Music by Handel for smaller groups of performers includes a number of trio sonatas, the majority for two violins and basso continuo, and a number of sonatas for solo instrument and continuo, six for recorder and six for violin. The publisher of the 12 sonatas of Opus 1, from about 1730, described them as for treble instrument and continuo, allowing potential performers a freedom of choice that was not altogether unusual at the time.

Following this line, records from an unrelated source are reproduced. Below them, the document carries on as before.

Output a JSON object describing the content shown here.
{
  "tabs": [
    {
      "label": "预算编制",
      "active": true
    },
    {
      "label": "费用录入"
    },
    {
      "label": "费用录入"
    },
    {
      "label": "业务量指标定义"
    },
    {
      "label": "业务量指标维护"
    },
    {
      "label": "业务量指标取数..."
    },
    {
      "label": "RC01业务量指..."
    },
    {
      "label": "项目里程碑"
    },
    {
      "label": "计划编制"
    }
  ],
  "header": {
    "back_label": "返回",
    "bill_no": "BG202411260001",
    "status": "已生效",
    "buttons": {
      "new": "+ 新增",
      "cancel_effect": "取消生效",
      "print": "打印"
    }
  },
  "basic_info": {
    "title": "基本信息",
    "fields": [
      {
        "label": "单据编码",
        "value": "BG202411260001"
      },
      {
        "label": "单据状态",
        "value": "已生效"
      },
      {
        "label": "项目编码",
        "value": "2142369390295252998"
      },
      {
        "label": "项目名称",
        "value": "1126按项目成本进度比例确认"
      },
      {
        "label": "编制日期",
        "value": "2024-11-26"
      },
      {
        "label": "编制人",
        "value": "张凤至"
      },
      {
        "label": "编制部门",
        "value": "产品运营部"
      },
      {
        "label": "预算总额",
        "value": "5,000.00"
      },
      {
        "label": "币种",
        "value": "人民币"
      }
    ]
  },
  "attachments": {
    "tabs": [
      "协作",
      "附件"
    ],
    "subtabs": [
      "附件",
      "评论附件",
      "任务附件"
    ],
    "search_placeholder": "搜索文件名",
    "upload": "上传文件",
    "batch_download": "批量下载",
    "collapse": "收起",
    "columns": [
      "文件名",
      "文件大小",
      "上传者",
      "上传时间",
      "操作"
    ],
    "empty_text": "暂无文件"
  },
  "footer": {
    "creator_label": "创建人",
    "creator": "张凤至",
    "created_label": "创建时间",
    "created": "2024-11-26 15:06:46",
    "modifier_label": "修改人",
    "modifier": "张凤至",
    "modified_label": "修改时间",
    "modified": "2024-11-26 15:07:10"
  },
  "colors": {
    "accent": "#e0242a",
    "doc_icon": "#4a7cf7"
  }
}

Handel was as versatile as any musician of his age. He excelled, however, as a keyboard player, judged in an early contest in Rome with the harpsichordist Domenico Scarlatti, with the wisdom of Solomon, as the better organist, while Scarlatti was honoured as the better harpsichordist. Handel left a great deal of keyboard music, most of it for the harpsichord and much of it written early in his career. The first eight suites for harpsichord were published by the composer in 1720, followed in 1733 by a second collection of eight suites assembled largely by the publisher. The G major Chaconne, using a popular Baroque variation form, consists of 62 variations on a simple repeated bass pattern. The Air from Suite No. 5, with its five following variations, has won fame under the title ‘The Harmonious Blacksmith’, a reference to an unlikely anecdote concerning the inspiration of the piece.